The USCCB is urging Catholics to avoid taking the Johnson & Johnson vaccine after it raised moral concerns over its development.

HARRISBURG, Pa. — The Diocese of Harrisburg announced its support for the position of the United States Conference of Bishops (USCCB)’s on the Johnson & Johnson vaccine.

The USCCB is urging Catholics to avoid taking the Johnson & Johnson vaccine after it raised moral concerns over its development.

The vaccine was produced using a cell line derived from tissue of fetuses aborted in the 1970s and 1980s.

USCCB wrote in a release,

“If one has the ability to choose a vaccine, Pfizer or Moderna’s vaccines should be chosen over Johnson & Johnson’s.”

Critics of the conference’s stance reacted swiftly.

“It is completely irresponsible, particularly for the Catholic church, to be telling their followers not to engage in the getting the vaccination,” said State Rep. Ryan Bizzarro (D-Erie), chairman of the House Democratic Policy Committee.

Bizzarro, who is Catholic, wrote an op-ed in the Beaver Countian criticizing the announcement and describing how he pairs medicine and religion in his own life.

“I am a product of clinical trials, medicine and miracles. I’m a cancer survivor,” he said.

The diocese’s position will result in fewer people getting the vaccine and more people dying, Bizzarro said.

“Because we see religion playing such a big role in people’s lives that this will have an impact and some people will take it as gospel,” he said. “No pun intended, they will.”

The USCCB’s statement is at odds with the Vatican in Rome, which says vaccines “can be used in good conscience” given their remote connection to the original abortion and the severity of the pandemic.
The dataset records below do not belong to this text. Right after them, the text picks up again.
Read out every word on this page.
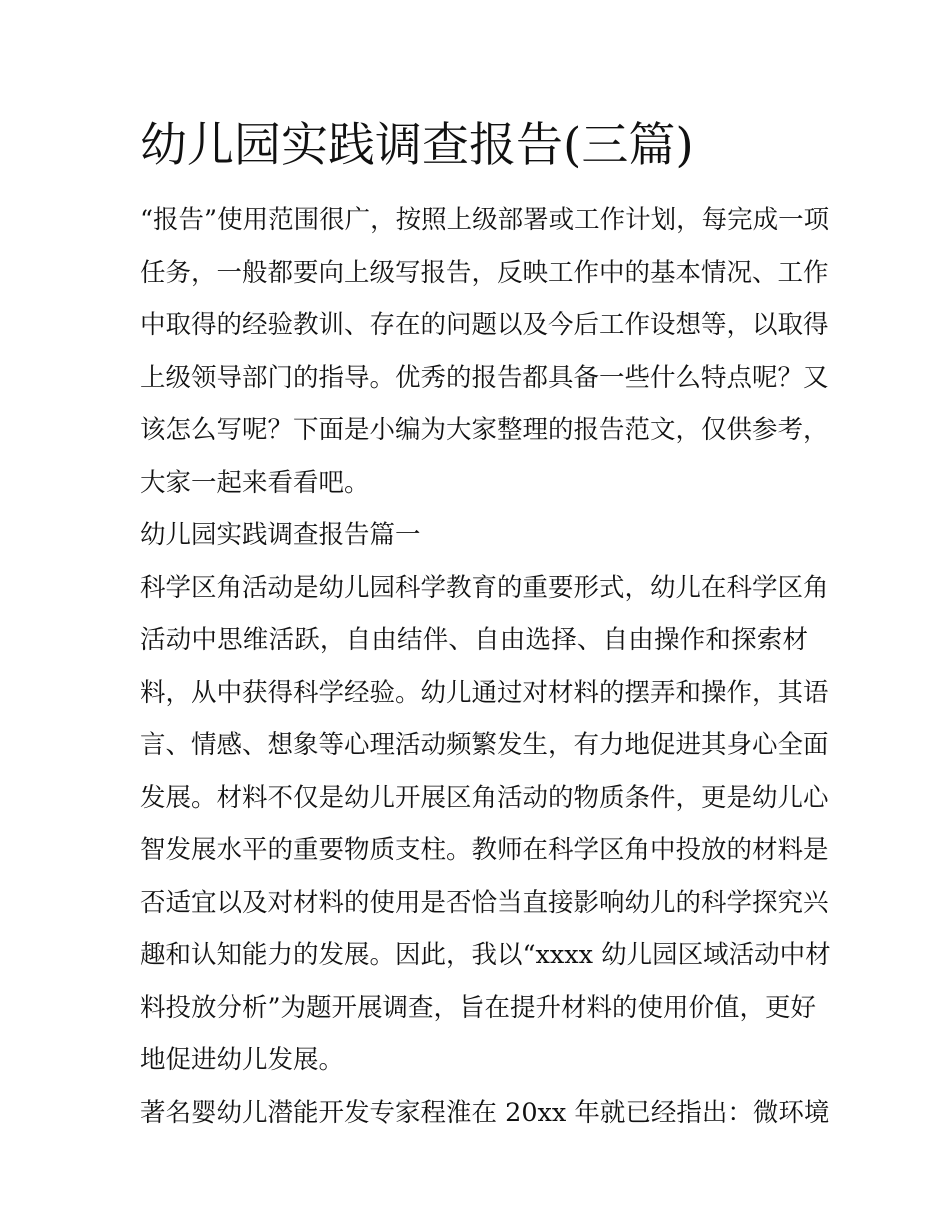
幼儿园实践调查报告(三篇)

“报告”使用范围很广，按照上级部署或工作计划，每完成一项
任务，一般都要向上级写报告，反映工作中的基本情况、工作
中取得的经验教训、存在的问题以及今后工作设想等，以取得
上级领导部门的指导。优秀的报告都具备一些什么特点呢？又
该怎么写呢？下面是小编为大家整理的报告范文，仅供参考，
大家一起来看看吧。

幼儿园实践调查报告篇一

科学区角活动是幼儿园科学教育的重要形式，幼儿在科学区角
活动中思维活跃，自由结伴、自由选择、自由操作和探索材
料，从中获得科学经验。幼儿通过对材料的摆弄和操作，其语
言、情感、想象等心理活动频繁发生，有力地促进其身心全面
发展。材料不仅是幼儿开展区角活动的物质条件，更是幼儿心
智发展水平的重要物质支柱。教师在科学区角中投放的材料是
否适宜以及对材料的使用是否恰当直接影响幼儿的科学探究兴
趣和认知能力的发展。因此，我以“xxxx 幼儿园区域活动中材
料投放分析”为题开展调查，旨在提升材料的使用价值，更好
地促进幼儿发展。

著名婴幼儿潜能开发专家程淮在 20xx 年就已经指出：微环境
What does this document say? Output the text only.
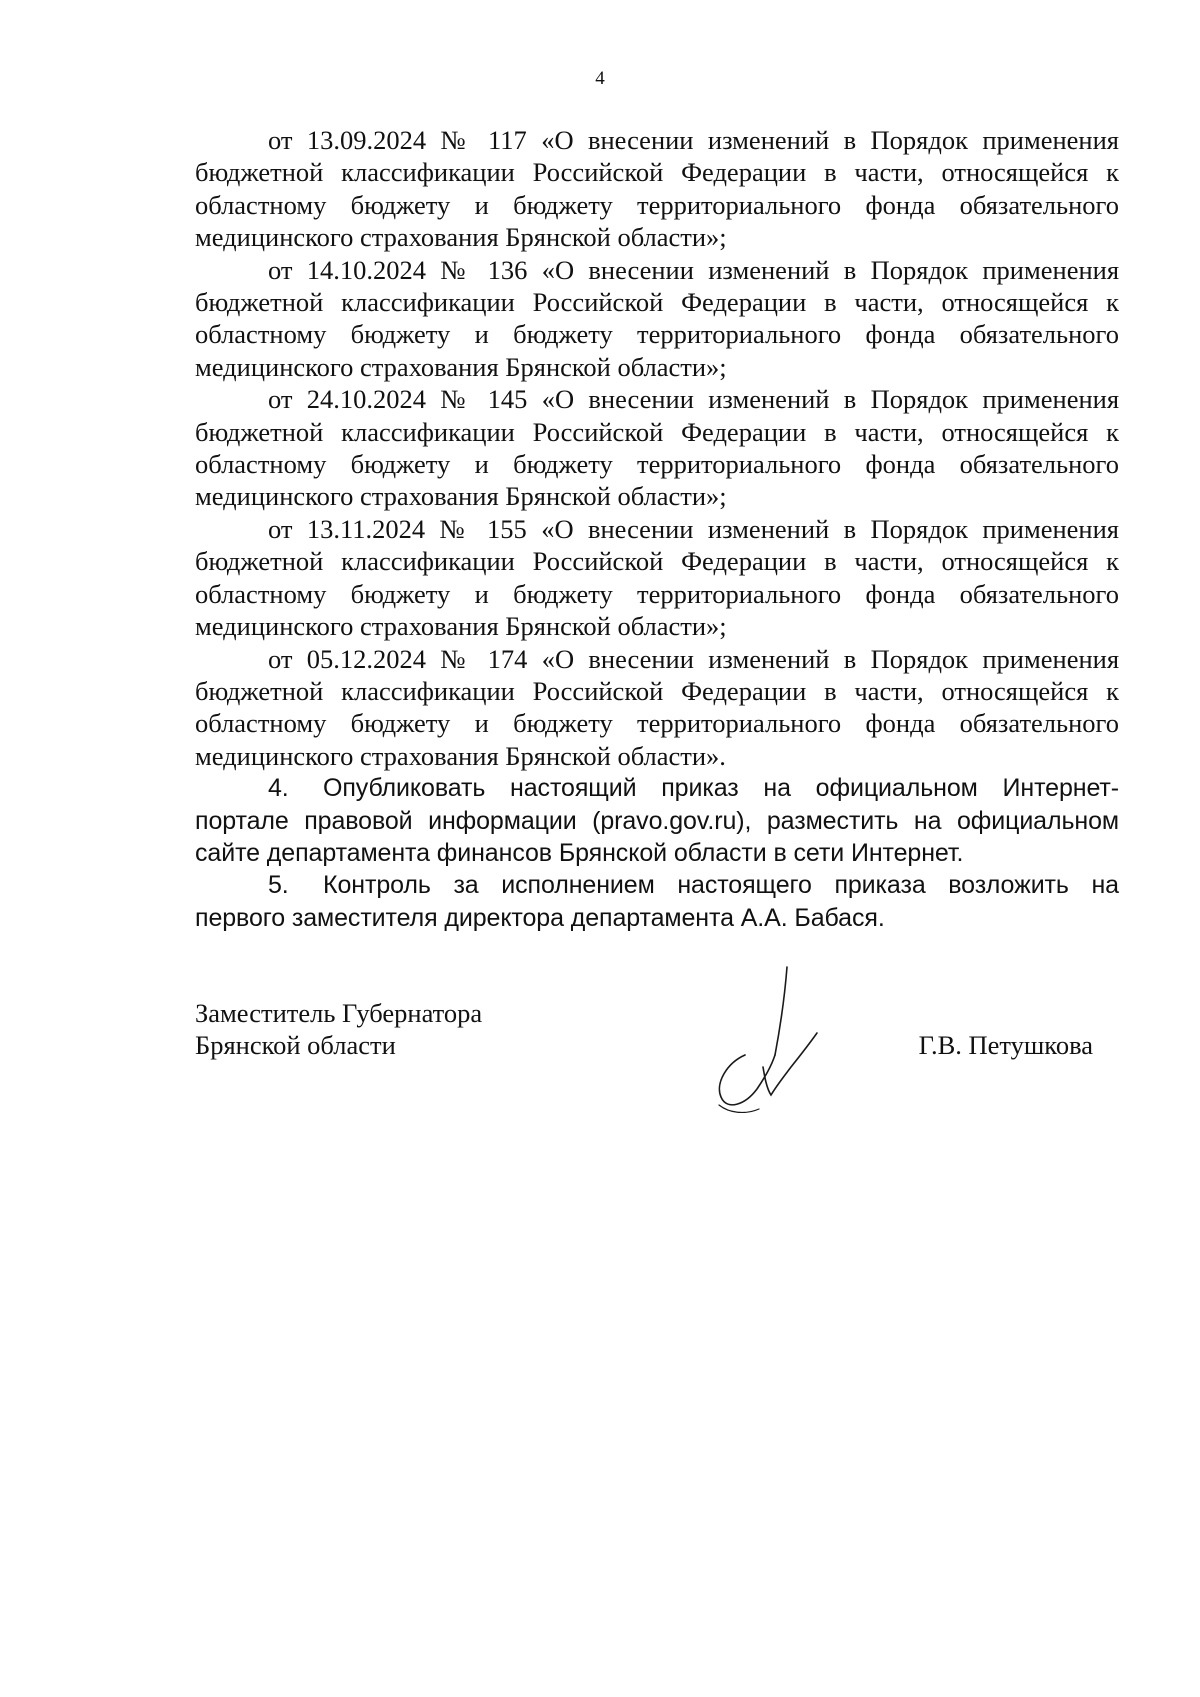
4

от 13.09.2024 № 117 «О внесении изменений в Порядок применения бюджетной классификации Российской Федерации в части, относящейся к областному бюджету и бюджету территориального фонда обязательного медицинского страхования Брянской области»;

от 14.10.2024 № 136 «О внесении изменений в Порядок применения бюджетной классификации Российской Федерации в части, относящейся к областному бюджету и бюджету территориального фонда обязательного медицинского страхования Брянской области»;

от 24.10.2024 № 145 «О внесении изменений в Порядок применения бюджетной классификации Российской Федерации в части, относящейся к областному бюджету и бюджету территориального фонда обязательного медицинского страхования Брянской области»;

от 13.11.2024 № 155 «О внесении изменений в Порядок применения бюджетной классификации Российской Федерации в части, относящейся к областному бюджету и бюджету территориального фонда обязательного медицинского страхования Брянской области»;

от 05.12.2024 № 174 «О внесении изменений в Порядок применения бюджетной классификации Российской Федерации в части, относящейся к областному бюджету и бюджету территориального фонда обязательного медицинского страхования Брянской области».

4. Опубликовать настоящий приказ на официальном Интернет-портале правовой информации (pravo.gov.ru), разместить на официальном сайте департамента финансов Брянской области в сети Интернет.

5. Контроль за исполнением настоящего приказа возложить на первого заместителя директора департамента А.А. Бабася.

Заместитель Губернатора
Брянской области	Г.В. Петушкова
“Because the Pope knows that more folks need to get this vaccination. He is actually valuing people’s lives over this half-baked form of Catholicism that they want to run on here in the United States,” Bizzarro said.

Pope Francis took the Pfizer vaccine, and last month the governor of Vatican City said employees who don’t take the vaccine could be sanctioned or fired.